这是我的 Class1.vb 代码,它工作正常
Imports System.Threading.Tasks
Public Class Class1
' Create a WebBrowser instance.
Private Event DocumentCompleted As WebBrowserDocumentCompletedEventHandler
Private ManufacturersURi As New Uri("https://www.example.com/Webpage.php3")
Public ManList As New List(Of TreeNode)
Public Sub GettHelpPage()
' Create a WebBrowser instance.
Dim webBrowserForPrinting As New WebBrowser() With {.ScriptErrorsSuppressed = True}
' Add an event handler that Scrape Data after it loads.
AddHandler webBrowserForPrinting.DocumentCompleted, New _
WebBrowserDocumentCompletedEventHandler(AddressOf GetManu_Name)
' Set the Url property to load the document.
webBrowserForPrinting.Url = ManufacturersURi
End Sub
Private Sub GetManu_Name(ByVal sender As Object, ByVal e As WebBrowserDocumentCompletedEventArgs)
Dim webBrowserForPrinting As WebBrowser = CType(sender, WebBrowser)
Dim Divs = webBrowserForPrinting.Document.Body.GetElementsByTagName("Div")
' Scrape the document now that it is fully loaded.
Dim T As Task(Of List(Of TreeNode)) =
Task.Run(Function()
Dim LinksCount As Integer = 0
For Each Div As HtmlElement In Divs
If InStr(Div.GetAttribute("ClassName").ToString, "Div-Name", CompareMethod.Text) Then
LinksCount = Div.GetElementsByTagName("a").Count - 1
For I As Integer = 0 To LinksCount
Dim Txt() As String = Div.GetElementsByTagName("a").Item(I).InnerHtml.Split("<BR>")
Dim Manu_TreeNode As New TreeNode() With
{.Name = I.ToString, .Text = Txt(0)}
ManList.Add(Manu_TreeNode)
Next
End If
Next
Return ManList
End Function)
' Dispose the WebBrowser now that the task is complete.
Debug.WriteLine(T.Result.Count) 'Result is 116
webBrowserForPrinting.Dispose()
End Sub
以上代码得到116个TreeNodes,这是我抓取的Tags的个数。
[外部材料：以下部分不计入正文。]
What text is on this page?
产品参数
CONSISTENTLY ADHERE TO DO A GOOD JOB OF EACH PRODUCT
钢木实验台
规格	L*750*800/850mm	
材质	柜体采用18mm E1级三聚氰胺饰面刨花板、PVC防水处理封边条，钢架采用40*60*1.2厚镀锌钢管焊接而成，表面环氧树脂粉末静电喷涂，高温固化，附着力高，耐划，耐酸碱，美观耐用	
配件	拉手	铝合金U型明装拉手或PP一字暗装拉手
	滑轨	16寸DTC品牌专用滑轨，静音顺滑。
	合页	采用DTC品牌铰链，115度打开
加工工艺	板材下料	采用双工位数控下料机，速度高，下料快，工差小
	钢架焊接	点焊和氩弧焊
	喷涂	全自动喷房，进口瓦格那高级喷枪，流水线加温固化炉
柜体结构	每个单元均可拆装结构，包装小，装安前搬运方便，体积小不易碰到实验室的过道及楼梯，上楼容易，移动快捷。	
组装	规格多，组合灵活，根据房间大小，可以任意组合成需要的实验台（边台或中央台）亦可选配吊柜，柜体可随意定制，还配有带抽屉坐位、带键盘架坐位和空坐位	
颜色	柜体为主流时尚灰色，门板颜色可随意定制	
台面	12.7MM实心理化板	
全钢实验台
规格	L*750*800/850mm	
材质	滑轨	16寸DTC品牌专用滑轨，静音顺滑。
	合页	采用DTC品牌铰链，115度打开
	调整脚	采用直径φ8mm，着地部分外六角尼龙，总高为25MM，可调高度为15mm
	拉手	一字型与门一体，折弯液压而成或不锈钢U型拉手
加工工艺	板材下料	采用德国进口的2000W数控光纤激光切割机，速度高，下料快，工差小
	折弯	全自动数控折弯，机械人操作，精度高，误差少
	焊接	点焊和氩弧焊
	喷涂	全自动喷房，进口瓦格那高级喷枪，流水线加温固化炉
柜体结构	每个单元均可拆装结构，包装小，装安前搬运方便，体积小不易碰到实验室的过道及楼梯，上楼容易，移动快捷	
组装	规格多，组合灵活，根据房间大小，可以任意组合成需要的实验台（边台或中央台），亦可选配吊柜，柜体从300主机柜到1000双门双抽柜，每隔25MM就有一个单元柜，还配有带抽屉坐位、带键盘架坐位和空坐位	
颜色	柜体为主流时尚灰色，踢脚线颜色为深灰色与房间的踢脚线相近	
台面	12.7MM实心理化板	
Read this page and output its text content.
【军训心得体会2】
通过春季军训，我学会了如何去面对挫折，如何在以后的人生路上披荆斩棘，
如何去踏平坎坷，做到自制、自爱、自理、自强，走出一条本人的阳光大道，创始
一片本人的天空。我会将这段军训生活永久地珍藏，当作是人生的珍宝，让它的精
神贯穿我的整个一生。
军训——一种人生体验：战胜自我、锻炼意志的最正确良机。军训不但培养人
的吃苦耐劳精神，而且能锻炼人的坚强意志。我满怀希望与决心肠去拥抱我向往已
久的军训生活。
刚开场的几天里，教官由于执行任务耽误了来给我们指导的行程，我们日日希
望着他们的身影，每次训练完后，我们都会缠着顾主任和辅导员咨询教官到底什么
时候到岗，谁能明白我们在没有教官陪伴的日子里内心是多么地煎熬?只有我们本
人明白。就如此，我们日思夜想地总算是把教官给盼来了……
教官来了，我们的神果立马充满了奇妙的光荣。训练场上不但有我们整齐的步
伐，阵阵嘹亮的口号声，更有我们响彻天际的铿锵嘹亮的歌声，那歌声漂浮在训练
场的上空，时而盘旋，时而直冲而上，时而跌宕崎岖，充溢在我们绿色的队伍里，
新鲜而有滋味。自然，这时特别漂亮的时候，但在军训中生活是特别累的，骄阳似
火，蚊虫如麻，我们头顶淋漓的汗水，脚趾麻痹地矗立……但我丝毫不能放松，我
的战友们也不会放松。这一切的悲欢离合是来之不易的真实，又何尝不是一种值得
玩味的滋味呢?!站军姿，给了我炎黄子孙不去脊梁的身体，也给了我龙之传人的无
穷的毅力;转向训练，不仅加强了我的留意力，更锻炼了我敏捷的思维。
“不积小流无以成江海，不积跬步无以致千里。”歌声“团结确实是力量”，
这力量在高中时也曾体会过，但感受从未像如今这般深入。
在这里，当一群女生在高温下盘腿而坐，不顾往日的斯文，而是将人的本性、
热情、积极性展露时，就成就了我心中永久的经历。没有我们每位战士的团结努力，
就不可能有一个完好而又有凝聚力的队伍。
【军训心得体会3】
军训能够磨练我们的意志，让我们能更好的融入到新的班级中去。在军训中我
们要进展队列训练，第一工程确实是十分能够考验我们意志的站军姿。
现在,当我尝试在 Form1_Load 上显示此结果时,没有任何反应,因为表单在代码完成执行之前加载。
这里是Form1_Load代码:
Public Class Form1
Dim ThisClass As New Class1
Private Sub Form1_Load(sender As Object, e As EventArgs) Handles MyBase.Load
ThisClass.GetHelpPage()
TreeView1.Nodes.Clear()
For I As Integer = 0 To ThisClass.ManList.Count - 1
TreeView1.Nodes.Add(ThisClass.ManList(I))
Next
End Sub
End Class
我注意到如果我在 Form1_Load 之前的某处放置一个空的 msgbox("") For..Next,它强制 Form1_Load 事件等待并成功填充 TreeView 控件。
What am I doing wrong ? or What am I missing there ?
试试这个
Public Class Form1
Private Sub Form1_Load(sender As Object, e As EventArgs) Handles MyBase.Load
Dim ThisClass As New Class1
Dim i As Integer = 0
Do Until ThisClass.IsCompleted
Threading.Thread.Sleep(100)
'if the document takes too much time
i += 1
If i > 30 Then Exit Do 'more than 3 sec
Loop
TreeView1.Nodes.Clear()
For I As Integer = 0 To ThisClass.ManList.Count - 1
TreeView1.Nodes.Add(ThisClass.ManList(I))
Next
End Sub
End Class
Class Class1
Dim Completed As Boolean = False
ReadOnly Property IsCompleted As Boolean
Get
Return Completed
End Get
End Property
Private Sub GetManu_Name(ByVal sender As Object, ByVal e As WebBrowserDocumentCompletedEventArgs)
'your code
Completed = True
Return ManList
End Sub
I noticed that if I placed an empty msgbox("") in the Form1_Load somewhere before For..Next, it forces the Form1_Load Event to wait and successfully populates the TreeView Control.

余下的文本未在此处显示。